Speaker: Pike, T. (National Intelligence University)
Date: 9 October 2019
SMA hosted speaker session presented by LTC Thomas Pike (National Intelligence University) as a part of its Future of Global Competition & Conflict Speaker Series. During part two of his two-part brief, LTC Pike focused on a primary argument made in his dissertation: Computation is a critical tool necessary to analyze complex systems, and its use must be expanded across the Joint Force. He stated that artificial intelligence (AI) is a discipline that consists of a suite of different computational approaches. There is no universal algorithm, and every situation is different. Furthermore, each approach and sub-approach has its strengths and weaknesses. LTC Pike then explained that what allows AI to flourish is the ecosystem of computational tools and code that surround it. Each tool or code can be used for different purposes, and code stores knowledge that others can employ in a wide variety of situations. Moreover, in order to strengthen AI, the ecosystem of tools and code must become vast, which can be done by individual users providing open source data and building up public libraries.

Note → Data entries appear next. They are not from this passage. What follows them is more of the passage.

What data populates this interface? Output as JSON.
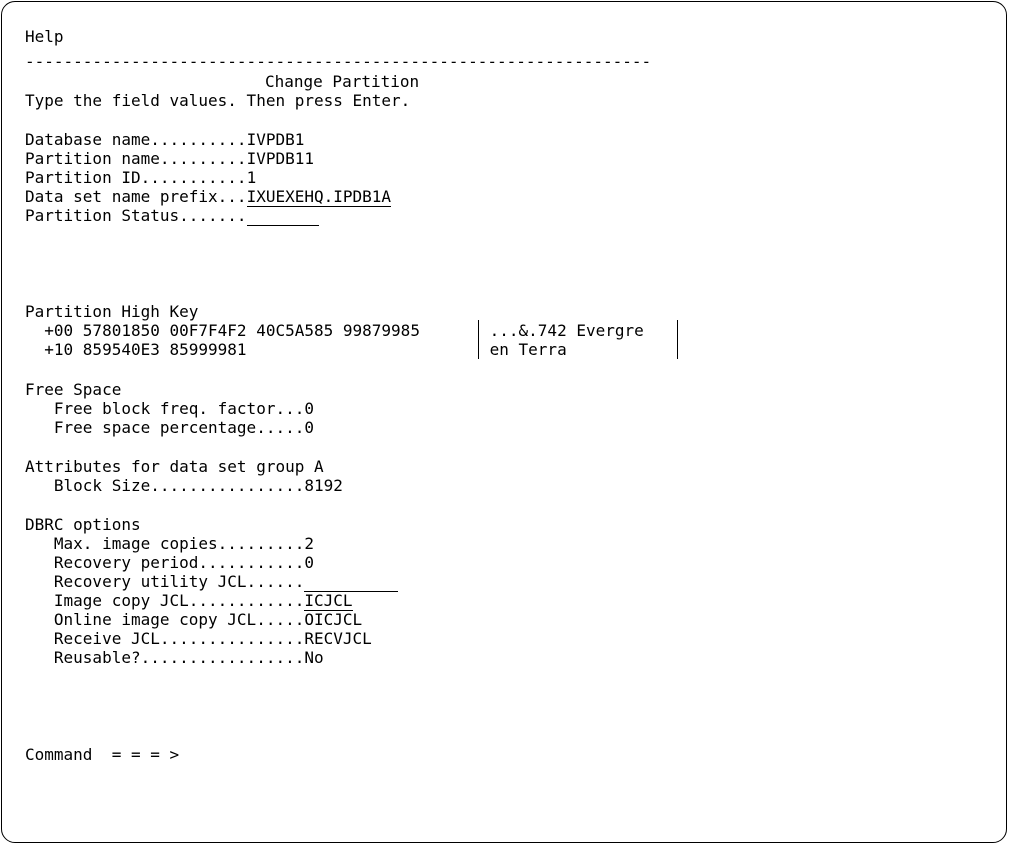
{
  "menu": {
    "help": "Help"
  },
  "separator": "-----------------------------------------------------------------",
  "panel": {
    "title": "Change Partition",
    "instruction": "Type the field values. Then press Enter."
  },
  "fields": {
    "database_name": {
      "label": "Database name..........",
      "value": "IVPDB1"
    },
    "partition_name": {
      "label": "Partition name.........",
      "value": "IVPDB11"
    },
    "partition_id": {
      "label": "Partition ID...........",
      "value": "1"
    },
    "dsn_prefix": {
      "label": "Data set name prefix...",
      "value": "IXUEXEHQ.IPDB1A"
    },
    "partition_status": {
      "label": "Partition Status.......",
      "value": ""
    }
  },
  "high_key": {
    "heading": "Partition High Key",
    "rows": [
      {
        "hex": "  +00 57801850 00F7F4F2 40C5A585 99879985",
        "chars": " ...&.742 Evergre"
      },
      {
        "hex": "  +10 859540E3 85999981",
        "chars": " en Terra"
      }
    ]
  },
  "free_space": {
    "heading": "Free Space",
    "block_freq": {
      "label": "   Free block freq. factor...",
      "value": "0"
    },
    "space_pct": {
      "label": "   Free space percentage.....",
      "value": "0"
    }
  },
  "attributes": {
    "heading": "Attributes for data set group A",
    "block_size": {
      "label": "   Block Size................",
      "value": "8192"
    }
  },
  "dbrc": {
    "heading": "DBRC options",
    "max_image_copies": {
      "label": "   Max. image copies.........",
      "value": "2"
    },
    "recovery_period": {
      "label": "   Recovery period...........",
      "value": "0"
    },
    "recovery_utility_jcl": {
      "label": "   Recovery utility JCL......",
      "value": ""
    },
    "image_copy_jcl": {
      "label": "   Image copy JCL............",
      "value": "ICJCL"
    },
    "online_image_copy_jcl": {
      "label": "   Online image copy JCL.....",
      "value": "OICJCL"
    },
    "receive_jcl": {
      "label": "   Receive JCL...............",
      "value": "RECVJCL"
    },
    "reusable": {
      "label": "   Reusable?.................",
      "value": "No"
    }
  },
  "command": {
    "label": "Command  = = = >",
    "value": ""
  }
}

LTC Pike then provided a critical overview of how the open source/AI community works and how it allows individuals with even basic skills to perform advanced computational and AI-related tasks. He stated that open source code is often incredibly easy to use, and simply with a knowledge of what certain algorithms can do, any practitioner can utilize it. LTC Pike then spoke about how the Joint Force cannot just integrate current AI tools into the Joint Intelligence Process (JIP) and the Joint Planning Process (JPP) but set the conditions to lead the way for leveraging emerging tools and encoding the workforce’s current knowledge. To conclude, LTC Pike provided a series of recommendations. He advocated for the increased use of computation and explained that the Joint Force can improve the Joint Intelligence Preparation of the Operational Environment (JIPOE) process in two ways: 1) by managing the analysis of relevant actor interdependencies to better understand links between behavioral trends and outcomes and 2) by expanding the use of AI and its collection of computational tools in order to do so more rapidly.